Copy List with Random Pointer medium

Problem Statement

A linked list of length n is given such that each node contains an integer val and a pointer to the next node in the list. The given head points to the beginning node of this list.

You must build a deep copy of the given linked list, including both the values in each node and pointers in the list structure. The deep copy should have the same values and structure as the original list, but be entirely separate from the original. Each node in the deep copy must contain a copy of the val of its corresponding node in the original list, as well as the next and random pointers pointing to the corresponding nodes in the deep copy.

Note:

  • The linked list can have cycles.
  • You must return the head node of the newly created deep copy list.

Example 1

Input: head = [[7,null],[13,0],[11,4],[10,2],[1,0]] Output: [[7,null],[13,0],[11,4],[10,2],[1,0]] Explanation:

The input is a linked list containing 5 nodes. The integer values are [7, 13, 11, 10, 1]. The random pointers point to the nodes with the integer values as indicated. The output is a deep copy of this list, where the new nodes have the same values and random pointer relationships.

Example 2

Input: head = [[1,1],[2,1]] Output: [[1,1],[2,1]] Explanation: The input list has a cycle. The deep copy must also have the same cycle structure.

Steps

  1. Create a mapping: We'll use a unordered_map to store a mapping between nodes in the original list and their corresponding nodes in the copied list. This allows us to easily find the copied node when we need to set the random pointer.

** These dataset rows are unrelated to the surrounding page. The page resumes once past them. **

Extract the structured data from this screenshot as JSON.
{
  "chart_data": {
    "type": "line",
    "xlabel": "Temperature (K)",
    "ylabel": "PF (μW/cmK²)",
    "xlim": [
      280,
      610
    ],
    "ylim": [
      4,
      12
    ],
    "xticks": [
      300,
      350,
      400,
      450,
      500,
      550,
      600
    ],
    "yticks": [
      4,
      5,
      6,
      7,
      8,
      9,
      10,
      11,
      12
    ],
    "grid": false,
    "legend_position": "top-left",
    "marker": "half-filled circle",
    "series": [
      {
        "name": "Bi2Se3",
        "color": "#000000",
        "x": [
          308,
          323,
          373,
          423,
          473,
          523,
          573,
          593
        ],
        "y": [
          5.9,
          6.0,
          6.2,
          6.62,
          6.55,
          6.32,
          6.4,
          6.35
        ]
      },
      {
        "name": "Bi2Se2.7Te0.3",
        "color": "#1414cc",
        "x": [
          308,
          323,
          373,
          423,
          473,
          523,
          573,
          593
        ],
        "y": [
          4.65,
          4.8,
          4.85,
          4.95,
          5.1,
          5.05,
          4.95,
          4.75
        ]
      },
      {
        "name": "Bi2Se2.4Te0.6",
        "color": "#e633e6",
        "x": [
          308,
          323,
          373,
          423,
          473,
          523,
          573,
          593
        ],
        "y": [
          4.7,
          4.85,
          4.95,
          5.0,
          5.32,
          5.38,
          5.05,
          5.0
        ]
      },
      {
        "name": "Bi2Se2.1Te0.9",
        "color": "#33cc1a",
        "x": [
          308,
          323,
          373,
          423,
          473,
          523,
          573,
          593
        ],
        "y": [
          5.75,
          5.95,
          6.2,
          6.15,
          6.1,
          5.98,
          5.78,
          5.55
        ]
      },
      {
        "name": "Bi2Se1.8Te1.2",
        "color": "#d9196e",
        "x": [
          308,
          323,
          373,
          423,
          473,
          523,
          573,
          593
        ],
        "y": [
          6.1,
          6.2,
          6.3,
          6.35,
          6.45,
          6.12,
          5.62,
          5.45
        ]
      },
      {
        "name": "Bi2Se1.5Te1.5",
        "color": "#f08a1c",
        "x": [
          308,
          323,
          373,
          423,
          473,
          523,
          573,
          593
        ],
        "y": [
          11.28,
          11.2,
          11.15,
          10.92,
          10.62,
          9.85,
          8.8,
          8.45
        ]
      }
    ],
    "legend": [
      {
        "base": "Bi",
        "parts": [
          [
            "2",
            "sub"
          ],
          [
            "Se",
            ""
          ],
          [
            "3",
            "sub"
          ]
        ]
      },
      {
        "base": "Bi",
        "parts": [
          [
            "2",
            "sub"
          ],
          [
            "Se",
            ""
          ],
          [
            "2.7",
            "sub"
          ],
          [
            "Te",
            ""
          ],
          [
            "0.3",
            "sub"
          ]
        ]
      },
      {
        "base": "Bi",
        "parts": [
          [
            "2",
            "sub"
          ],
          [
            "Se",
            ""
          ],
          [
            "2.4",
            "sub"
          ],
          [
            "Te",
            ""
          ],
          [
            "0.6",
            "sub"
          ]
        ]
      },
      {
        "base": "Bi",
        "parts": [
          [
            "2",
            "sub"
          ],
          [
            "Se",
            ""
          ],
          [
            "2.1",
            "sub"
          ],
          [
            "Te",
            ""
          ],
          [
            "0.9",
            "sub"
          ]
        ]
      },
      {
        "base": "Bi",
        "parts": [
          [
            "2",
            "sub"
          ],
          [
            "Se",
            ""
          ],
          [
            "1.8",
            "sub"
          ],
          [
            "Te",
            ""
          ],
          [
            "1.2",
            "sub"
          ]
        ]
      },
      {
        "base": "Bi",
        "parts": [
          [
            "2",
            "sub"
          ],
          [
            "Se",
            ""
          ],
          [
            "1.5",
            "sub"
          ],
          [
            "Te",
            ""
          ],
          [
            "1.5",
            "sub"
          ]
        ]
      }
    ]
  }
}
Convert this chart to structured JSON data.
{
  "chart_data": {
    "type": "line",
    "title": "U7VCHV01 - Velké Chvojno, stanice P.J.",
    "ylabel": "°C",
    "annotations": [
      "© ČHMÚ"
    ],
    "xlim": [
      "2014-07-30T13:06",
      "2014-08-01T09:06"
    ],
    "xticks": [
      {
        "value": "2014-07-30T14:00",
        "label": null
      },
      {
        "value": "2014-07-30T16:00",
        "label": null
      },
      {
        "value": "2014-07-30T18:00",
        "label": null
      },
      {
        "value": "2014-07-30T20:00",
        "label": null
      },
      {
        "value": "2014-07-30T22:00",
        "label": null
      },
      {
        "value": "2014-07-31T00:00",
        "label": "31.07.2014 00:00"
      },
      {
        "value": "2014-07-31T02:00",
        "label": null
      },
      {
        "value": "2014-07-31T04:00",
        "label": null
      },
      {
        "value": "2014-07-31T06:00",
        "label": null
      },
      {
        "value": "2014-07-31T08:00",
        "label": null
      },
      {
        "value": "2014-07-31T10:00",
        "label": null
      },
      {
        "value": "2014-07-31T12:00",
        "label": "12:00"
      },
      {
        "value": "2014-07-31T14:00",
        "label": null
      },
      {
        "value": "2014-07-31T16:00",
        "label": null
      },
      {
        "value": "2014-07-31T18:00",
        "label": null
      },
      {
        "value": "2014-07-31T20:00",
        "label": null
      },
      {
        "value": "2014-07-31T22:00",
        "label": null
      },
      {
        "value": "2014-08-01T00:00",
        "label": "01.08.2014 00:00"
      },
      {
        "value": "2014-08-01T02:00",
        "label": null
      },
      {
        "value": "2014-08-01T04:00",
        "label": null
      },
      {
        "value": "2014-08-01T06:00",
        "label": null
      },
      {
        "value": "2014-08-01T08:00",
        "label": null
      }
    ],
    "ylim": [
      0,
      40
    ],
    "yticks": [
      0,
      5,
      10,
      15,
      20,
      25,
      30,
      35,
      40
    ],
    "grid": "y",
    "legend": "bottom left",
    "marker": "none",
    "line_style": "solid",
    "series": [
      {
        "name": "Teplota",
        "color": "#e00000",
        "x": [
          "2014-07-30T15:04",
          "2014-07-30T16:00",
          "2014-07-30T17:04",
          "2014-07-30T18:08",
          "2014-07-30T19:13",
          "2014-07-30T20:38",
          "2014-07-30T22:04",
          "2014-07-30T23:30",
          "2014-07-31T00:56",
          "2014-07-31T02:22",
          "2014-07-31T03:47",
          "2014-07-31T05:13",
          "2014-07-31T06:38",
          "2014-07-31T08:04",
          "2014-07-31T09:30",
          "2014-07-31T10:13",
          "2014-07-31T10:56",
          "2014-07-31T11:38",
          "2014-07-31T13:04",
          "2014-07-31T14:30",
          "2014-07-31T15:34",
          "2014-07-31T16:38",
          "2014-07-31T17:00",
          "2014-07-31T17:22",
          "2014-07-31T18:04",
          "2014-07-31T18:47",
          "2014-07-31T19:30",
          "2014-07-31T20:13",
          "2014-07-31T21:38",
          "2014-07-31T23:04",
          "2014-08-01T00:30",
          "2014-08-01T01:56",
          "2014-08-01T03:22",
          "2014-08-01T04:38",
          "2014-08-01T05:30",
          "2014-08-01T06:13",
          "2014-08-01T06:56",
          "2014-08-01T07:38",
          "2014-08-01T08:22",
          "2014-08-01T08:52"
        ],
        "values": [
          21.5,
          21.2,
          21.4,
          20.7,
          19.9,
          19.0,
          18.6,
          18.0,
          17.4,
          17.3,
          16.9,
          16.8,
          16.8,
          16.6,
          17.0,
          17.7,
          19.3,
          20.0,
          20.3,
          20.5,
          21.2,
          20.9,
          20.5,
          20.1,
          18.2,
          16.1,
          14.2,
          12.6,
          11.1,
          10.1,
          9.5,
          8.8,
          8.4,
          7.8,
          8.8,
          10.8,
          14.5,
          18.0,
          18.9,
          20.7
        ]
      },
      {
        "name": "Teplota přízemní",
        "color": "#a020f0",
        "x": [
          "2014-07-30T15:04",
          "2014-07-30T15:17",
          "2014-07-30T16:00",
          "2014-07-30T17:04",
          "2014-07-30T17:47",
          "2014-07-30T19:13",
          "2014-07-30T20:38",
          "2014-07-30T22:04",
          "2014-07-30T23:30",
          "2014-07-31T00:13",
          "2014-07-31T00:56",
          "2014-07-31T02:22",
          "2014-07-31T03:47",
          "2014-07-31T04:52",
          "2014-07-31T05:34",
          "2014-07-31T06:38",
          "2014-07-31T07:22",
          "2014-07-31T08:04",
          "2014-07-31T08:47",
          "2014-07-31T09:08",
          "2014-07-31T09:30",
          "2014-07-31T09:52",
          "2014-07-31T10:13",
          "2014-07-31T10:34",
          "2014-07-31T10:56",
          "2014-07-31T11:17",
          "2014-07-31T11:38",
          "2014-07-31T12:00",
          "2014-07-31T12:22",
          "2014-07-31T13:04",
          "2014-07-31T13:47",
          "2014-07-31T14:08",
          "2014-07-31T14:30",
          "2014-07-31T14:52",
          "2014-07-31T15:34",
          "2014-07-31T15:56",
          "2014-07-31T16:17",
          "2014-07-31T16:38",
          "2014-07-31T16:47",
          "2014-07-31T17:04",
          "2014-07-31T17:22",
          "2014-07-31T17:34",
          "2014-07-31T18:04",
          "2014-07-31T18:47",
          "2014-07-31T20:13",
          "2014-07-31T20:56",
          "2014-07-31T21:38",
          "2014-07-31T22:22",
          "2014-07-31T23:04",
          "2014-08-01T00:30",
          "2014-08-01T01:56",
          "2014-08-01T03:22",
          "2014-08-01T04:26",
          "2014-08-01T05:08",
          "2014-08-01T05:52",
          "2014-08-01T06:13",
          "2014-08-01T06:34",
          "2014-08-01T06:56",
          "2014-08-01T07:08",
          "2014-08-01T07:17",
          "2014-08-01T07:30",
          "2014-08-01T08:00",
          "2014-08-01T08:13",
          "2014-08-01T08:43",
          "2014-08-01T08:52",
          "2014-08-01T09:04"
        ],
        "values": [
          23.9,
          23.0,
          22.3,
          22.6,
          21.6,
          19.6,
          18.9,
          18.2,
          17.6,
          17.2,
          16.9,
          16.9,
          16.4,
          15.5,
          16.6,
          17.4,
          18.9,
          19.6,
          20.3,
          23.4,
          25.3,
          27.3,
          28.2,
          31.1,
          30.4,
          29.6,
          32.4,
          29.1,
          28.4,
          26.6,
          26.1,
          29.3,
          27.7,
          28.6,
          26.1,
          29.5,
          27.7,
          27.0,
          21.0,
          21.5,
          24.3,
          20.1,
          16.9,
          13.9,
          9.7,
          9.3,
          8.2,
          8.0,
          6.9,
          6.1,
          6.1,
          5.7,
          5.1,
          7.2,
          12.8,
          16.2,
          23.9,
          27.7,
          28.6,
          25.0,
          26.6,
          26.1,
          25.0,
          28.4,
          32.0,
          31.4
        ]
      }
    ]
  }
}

  2. Iterate and copy: Iterate through the original list. For each node:

    • Create a new node with the same val.
    • Store the mapping between the original node and the new node in the unordered_map.
    • Set the next pointer of the newly created node.

  3. Set random pointers: Iterate through the original list again. For each node, use the mapping to find the corresponding copied node and set its random pointer to the copied version of the random pointer from the original node.

  4. Return the head of the copied list: Return the first node of the copied list.

Explanation

The key to solving this problem efficiently is using a hash map (unordered_map in C++) to avoid repeated searches and to maintain the correspondence between nodes in the original and copied lists. The iterative approach ensures we process each node exactly twice, resulting in linear time complexity. The space complexity is also linear due to the hash map.

Code (C++)

#include <iostream>
#include <unordered_map>

struct Node {
    int val;
    Node *next;
    Node *random;
    Node(int x) : val(x), next(nullptr), random(nullptr) {}
};

Node* copyRandomList(Node* head) {
    if (head == nullptr) return nullptr;

    unordered_map<Node*, Node*> visited; // Map original node to copied node

    Node* oldNode = head;
    Node* newNode = new Node(oldNode->val); // Create the first node copy
    visited[oldNode] = newNode; // Store the mapping

    while (oldNode != nullptr) {
        //copy next pointer
        if(oldNode->next != nullptr){
            if(visited.find(oldNode->next) == visited.end()){
                visited[oldNode->next] = new Node(oldNode->next->val);
            }
            newNode->next = visited[oldNode->next];
        }


        //copy random pointer
        if(oldNode->random != nullptr){
            if(visited.find(oldNode->random) == visited.end()){
                visited[oldNode->random] = new Node(oldNode->random->val);
            }
            newNode->random = visited[oldNode->random];
        }

        oldNode = oldNode->next;
        newNode = newNode->next;
    }

    return visited[head];
}

int main() {
  // Example usage (you can adapt this to test other inputs)
  Node* head = new Node(7);
  head->next = new Node(13);
  head->next->next = new Node(11);
  head->next->next->next = new Node(10);
  head->next->next->next->next = new Node(1);
  head->random = head->next->next->next->next;
  head->next->random = head;
  head->next->next->random = head->next->next->next->next;
  head->next->next->next->random = head->next->next;
  head->next->next->next->next->random = head;

  Node* copiedHead = copyRandomList(head);

  // Print the copied list (You would need a function to properly print the list's structure)
  // ... (Add code here to print the copied list)

  return 0;
}

Complexity

  • Time Complexity: O(N), where N is the number of nodes in the list. We iterate through the list twice.
  • Space Complexity: O(N). The unordered_map uses O(N) space in the worst case to store the mapping between original and copied nodes.